Study of the complexation of oxacillin in 1-(4-carbomethoxypyrrolidone)-terminated PAMAM dendrimers.

The complexation of oxacillin to three generations of 1-(4-carbomethoxypyrrolidone)-terminated PAMAM dendrimers was studied with NMR in CD3OD and CDCl3. The stochiometries, which were determined from Job plots, were found to be both solvent- and generation-dependent. The dissociation constants (K(d)) and Gibbs energies for complexation of oxacillin into the 1-(4-carbomethoxypyrrolidone)-terminated PAMAM dendrimer hosts were determined by (1)H NMR titrations and showed weaker binding of oxacillin upon increasing the size (generation) of the dendrimer.

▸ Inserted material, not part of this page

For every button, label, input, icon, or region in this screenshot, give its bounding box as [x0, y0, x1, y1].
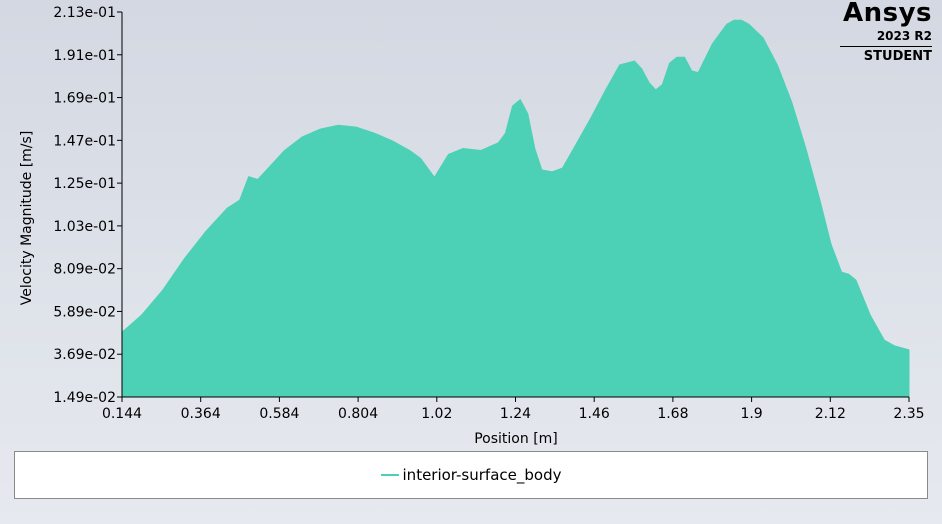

Pyrrolidone Modification Prevents PAMAM Dendrimers from Activation of Pro-Inflammatory Signaling Pathways in Human Monocytes

The biological features of dendrimers are affected by the character of highly reactive terminal moieties. In some polyamine dendrimer types the surface charge makes them bioincompatible and prevent their direct medical application. Moreover, foreign particles can induce the immune response which is undesirable due to the adverse side effects in vivo. The reduction of cytotoxicity of positively charged macromolecules is possible through chemical modifications of terminal groups. In our study, we have developed new derivatives of PAMAM dendrimers modified with 4-carbomethoxypyrrolidone and evaluated their immunomodulatory properties. The experiments were conducted on two human cancer myeloid cell lines: THP-1 and U937. To evaluate the cytotoxicity of dendrimers, the reasazurin assay was applied. The expression level of NF-κB targets (NFKBIA, BTG2) and cytokine genes (IL1B, TNF) was determined by quantitative real-time RT-PCR. The measurement of binding of NF-κB to a consensus DNA probe was determined by electrophoretic mobility shift assay. The ELISA cytokine assay was performed to measure protein concentration of IL-1β and TNFα. We have found that PAMAM-pyrrolidone dendrimers did not impact THP-1 and U937 viability even at high concentrations (up to 200 μM). The surface modification prevented PAMAM dendrimers from stimulating NF-κB-related signal transduction, which have been determined on the level of nuclear translocation, gene expression and protein secretion. Pyrrolidone modification efficiently prevents PAMAM dendrimers from stimulating pro-inflammatory response in human cancer myeloid cell lines, thus it can be used to improve the biocompatibility of positively charged dendrimers and to broaden the scope of their biological applications.